Tensor Contraction with Multiple A, B, and D Tensors

This example demonstrates a tensor contraction operation with multiple A, B, and D tensors. This extends the basic tensor contraction to handle multiple input tensor pairs and auxiliary tensors simultaneously, enabling complex multi-input tensor network computations to be executed in a single kernel launch.

Mathematical Formulation

This operation performs multiple tensor contractions simultaneously and combines them with auxiliary tensors.

  1. Multiple Tensor Contractions: Compute contractions from multiple A and B tensor pairs using Einstein summation notation. C_{temp0} = \text{einsum}(\text{pattern}_0, A_0, B_0) C_{temp1} = \text{einsum}(\text{pattern}_1, A_1, B_1) \vdots C_{tempK} = \text{einsum}(\text{pattern}_K, A_K, B_K)

  2. Combination with Auxiliary Tensors: Apply a user-defined function that combines all contraction results with multiple D tensors. E = f(C_{temp0}, C_{temp1}, \ldots, C_{tempK}, D_0, D_1, \ldots, D_M)

Each contraction can have different Einstein summation patterns, allowing for complex tensor network computations.
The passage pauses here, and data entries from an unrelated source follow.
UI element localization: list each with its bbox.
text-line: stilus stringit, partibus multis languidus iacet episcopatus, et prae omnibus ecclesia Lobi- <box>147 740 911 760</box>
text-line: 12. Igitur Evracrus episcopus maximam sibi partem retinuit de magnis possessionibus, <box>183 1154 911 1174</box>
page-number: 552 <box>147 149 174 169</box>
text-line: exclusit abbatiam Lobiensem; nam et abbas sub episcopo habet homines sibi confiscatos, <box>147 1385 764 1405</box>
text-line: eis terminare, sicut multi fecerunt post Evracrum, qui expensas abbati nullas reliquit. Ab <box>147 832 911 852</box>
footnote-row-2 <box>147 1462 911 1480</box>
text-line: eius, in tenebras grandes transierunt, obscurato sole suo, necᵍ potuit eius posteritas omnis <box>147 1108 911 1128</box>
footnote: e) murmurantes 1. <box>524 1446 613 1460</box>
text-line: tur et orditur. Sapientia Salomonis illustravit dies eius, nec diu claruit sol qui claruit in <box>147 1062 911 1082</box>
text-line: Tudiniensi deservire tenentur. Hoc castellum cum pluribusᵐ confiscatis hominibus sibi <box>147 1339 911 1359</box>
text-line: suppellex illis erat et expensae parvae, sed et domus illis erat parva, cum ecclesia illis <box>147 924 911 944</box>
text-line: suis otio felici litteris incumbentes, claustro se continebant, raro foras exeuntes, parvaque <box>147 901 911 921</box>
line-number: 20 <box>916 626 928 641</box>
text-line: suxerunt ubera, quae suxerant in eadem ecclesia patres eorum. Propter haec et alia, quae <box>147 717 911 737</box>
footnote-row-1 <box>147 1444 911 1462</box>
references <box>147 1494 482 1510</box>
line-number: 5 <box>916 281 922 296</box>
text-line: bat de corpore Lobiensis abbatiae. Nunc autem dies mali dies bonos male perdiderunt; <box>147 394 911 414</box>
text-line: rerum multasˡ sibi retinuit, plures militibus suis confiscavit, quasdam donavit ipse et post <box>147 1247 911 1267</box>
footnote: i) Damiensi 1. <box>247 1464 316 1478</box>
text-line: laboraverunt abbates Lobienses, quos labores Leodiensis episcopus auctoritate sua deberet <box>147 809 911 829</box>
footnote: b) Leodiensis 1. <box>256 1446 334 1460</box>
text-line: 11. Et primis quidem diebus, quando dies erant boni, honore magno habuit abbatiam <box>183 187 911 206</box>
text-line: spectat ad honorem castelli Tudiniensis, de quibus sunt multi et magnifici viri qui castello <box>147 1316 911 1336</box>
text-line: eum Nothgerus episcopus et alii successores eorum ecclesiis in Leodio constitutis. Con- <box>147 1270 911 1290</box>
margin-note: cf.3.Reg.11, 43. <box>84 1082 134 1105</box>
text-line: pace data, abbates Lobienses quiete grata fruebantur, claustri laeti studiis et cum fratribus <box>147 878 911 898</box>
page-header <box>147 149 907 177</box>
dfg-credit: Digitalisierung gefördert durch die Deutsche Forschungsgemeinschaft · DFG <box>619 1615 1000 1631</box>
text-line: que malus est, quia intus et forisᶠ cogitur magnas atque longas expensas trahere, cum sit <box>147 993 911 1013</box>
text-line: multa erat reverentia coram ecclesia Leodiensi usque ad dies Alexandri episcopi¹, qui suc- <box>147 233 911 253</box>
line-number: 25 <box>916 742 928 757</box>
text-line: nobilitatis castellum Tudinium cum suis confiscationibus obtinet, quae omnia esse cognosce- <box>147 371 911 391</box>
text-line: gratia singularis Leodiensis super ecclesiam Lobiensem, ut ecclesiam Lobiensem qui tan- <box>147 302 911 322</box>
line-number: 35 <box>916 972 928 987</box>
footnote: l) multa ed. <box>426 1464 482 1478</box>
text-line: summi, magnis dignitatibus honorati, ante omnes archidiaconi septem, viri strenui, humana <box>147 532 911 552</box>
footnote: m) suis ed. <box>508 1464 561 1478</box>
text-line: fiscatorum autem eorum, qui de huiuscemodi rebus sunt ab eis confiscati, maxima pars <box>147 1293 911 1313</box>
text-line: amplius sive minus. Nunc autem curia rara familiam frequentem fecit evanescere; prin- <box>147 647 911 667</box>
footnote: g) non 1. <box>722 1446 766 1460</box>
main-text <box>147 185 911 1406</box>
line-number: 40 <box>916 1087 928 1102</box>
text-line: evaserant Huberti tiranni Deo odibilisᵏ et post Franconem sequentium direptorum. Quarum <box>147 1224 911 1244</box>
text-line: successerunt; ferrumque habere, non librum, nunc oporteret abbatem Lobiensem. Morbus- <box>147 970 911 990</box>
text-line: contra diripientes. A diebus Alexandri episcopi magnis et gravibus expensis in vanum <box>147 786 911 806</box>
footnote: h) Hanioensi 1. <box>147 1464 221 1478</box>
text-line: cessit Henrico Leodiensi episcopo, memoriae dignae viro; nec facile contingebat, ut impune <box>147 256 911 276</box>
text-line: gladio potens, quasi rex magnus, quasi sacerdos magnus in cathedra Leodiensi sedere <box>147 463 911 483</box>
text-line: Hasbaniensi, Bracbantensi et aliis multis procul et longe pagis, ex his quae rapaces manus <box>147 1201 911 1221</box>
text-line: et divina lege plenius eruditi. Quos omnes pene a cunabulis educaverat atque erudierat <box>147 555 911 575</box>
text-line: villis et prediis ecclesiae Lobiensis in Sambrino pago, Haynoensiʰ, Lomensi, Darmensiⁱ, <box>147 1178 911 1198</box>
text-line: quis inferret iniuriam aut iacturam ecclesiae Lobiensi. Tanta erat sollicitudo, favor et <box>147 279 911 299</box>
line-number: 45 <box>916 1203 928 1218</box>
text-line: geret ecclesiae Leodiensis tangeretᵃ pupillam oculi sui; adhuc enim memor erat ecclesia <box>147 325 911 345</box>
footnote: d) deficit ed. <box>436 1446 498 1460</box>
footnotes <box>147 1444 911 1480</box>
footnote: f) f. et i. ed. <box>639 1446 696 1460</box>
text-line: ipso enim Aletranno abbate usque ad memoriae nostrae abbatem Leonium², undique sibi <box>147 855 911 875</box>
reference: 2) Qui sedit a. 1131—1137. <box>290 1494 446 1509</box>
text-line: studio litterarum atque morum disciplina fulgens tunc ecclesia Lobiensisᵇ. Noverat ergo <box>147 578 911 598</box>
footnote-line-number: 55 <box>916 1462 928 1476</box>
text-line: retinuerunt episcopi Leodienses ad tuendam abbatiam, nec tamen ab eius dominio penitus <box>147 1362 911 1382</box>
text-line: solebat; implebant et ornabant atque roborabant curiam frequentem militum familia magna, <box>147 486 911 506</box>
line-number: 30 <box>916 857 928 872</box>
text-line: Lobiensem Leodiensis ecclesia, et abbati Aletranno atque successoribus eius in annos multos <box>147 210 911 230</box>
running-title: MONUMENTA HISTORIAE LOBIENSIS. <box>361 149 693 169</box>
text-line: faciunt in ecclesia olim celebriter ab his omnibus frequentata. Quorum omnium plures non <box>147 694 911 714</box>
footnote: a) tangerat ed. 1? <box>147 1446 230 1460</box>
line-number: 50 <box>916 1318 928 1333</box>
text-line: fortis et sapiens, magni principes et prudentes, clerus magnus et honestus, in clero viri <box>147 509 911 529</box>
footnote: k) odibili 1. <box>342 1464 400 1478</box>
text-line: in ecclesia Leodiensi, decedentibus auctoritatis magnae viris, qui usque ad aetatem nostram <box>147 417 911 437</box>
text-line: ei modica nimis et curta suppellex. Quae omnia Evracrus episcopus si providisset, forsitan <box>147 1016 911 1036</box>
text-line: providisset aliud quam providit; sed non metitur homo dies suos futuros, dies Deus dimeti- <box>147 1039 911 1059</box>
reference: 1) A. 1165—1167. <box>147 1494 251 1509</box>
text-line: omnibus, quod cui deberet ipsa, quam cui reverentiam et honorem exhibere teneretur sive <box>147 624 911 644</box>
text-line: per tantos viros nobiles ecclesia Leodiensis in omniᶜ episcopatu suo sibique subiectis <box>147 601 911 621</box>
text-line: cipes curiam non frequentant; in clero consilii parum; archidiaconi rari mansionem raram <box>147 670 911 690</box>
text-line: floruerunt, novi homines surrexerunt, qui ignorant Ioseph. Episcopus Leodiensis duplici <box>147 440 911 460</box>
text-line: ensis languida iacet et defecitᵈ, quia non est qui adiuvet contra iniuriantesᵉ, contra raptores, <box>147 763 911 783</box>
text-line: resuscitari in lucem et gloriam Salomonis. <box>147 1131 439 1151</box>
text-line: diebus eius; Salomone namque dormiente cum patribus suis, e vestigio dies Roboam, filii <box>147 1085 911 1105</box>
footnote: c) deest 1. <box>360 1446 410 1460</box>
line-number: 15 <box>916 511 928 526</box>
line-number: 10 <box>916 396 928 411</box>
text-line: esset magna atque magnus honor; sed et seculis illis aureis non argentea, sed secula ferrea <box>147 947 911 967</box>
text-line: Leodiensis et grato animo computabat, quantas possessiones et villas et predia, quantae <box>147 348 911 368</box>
The key optimization is that all intermediate tensors are never written to global memory.

Algorithmic Strategy: Multi-Input Contraction with Tensor-to-GEMM Mapping

This kernel extends the tensor contraction algorithm to handle multiple simultaneous contractions.

  1. Unified Tensor-to-GEMM Mapping: Each tensor contraction is mapped to a GEMM operation through tensor reshaping:

    • Multiple Reshaping Operations: For each contraction pair (A_i, B_i), the tensors are logically reshaped into 2D matrices based on their Einstein summation pattern.
    • Coordinated Memory Layout: The reshaping operations are coordinated to enable efficient memory access patterns across all contractions.
  2. Multi-Contraction Tile Computation: Within each thread block:

    • Parallel GEMM Execution: Multiple GEMM operations (representing the contractions) are computed simultaneously.
    • Complex Address Calculation: Each contraction requires its own address calculation logic for the tensor descriptor interpretation.
    • Register Management: Multiple accumulator arrays are maintained for the different contraction results.
  3. Tensor Fusion Epilogue: After computing all contractions:

    • Multi-Tensor Reshape: The GEMM results are logically reshaped back to their target tensor shapes.
    • Load Auxiliary Tensors: Read corresponding elements from all D tensors.
    • Apply Fusion Function: Execute the user-defined function f combining all results.
    • Store Final Tensor: Write the combined result to the output tensor.

Source Code Organization

Build and Run

Prerequisites

Ensure the Composable Kernel library is built and installed.

cd /path/to/composable_kernel/build
make -j install

Build the Example

cd /path/to/composable_kernel/example/61_contraction_multi_ABD
mkdir build && cd build

cmake \
  -DCMAKE_CXX_COMPILER=/opt/rocm/bin/hipcc \
  -DCMAKE_PREFIX_PATH="/opt/rocm;${CK_INSTALL_PATH}" \
  ..

make -j

Run the Example

# Run the example with default settings
./contraction_multi_ABD_xdl

# Run with verification, data initialization, and timing
./contraction_multi_ABD_xdl 1 2 1

Applications

This kernel is valuable for complex tensor network computations found in advanced scientific and machine learning applications.

  • Tensor Network Methods: Computing multiple tensor contractions simultaneously in quantum physics simulations, such as DMRG (Density Matrix Renormalization Group) or PEPS (Projected Entangled Pair States).
  • Multi-Modal Tensor Analysis: Processing multiple tensor contractions for different data modalities in machine learning applications.
  • Higher-Order Statistics: Computing multiple statistical tensor operations simultaneously, such as different moments or correlation patterns.
  • Advanced Neural Network Layers: Implementing complex layers that require multiple tensor operations, such as tensor decomposition layers or high-dimensional convolutions.
  • Scientific Computing: Simulating physical systems that require multiple tensor contractions, such as in quantum chemistry or condensed matter physics.

Computational Complexity

The complexity depends on the specific contraction patterns used:

  • Multiple Contractions: Each contraction has its own complexity based on tensor dimensions and contraction indices
  • Memory Access: Complex patterns due to multiple tensor descriptors and reshaping operations
  • Register Pressure: High due to multiple accumulator arrays and intermediate results
  • Instruction Diversity: Different contractions may have different computational patterns

Comparison with Single Contraction

Aspect Single Contraction Multi-Contraction
Input Complexity Single tensor pair Multiple tensor pairs
Memory Layout Single reshaping pattern Multiple coordinated patterns
Computation Single GEMM operation Multiple parallel GEMMs
Fusion Opportunity Simple epilogue Complex multi-input epilogue
Applications Basic tensor operations Complex tensor networks

This kernel showcases the ability to handle extremely complex tensor network computations efficiently, making it valuable for advanced scientific computing and machine learning research applications.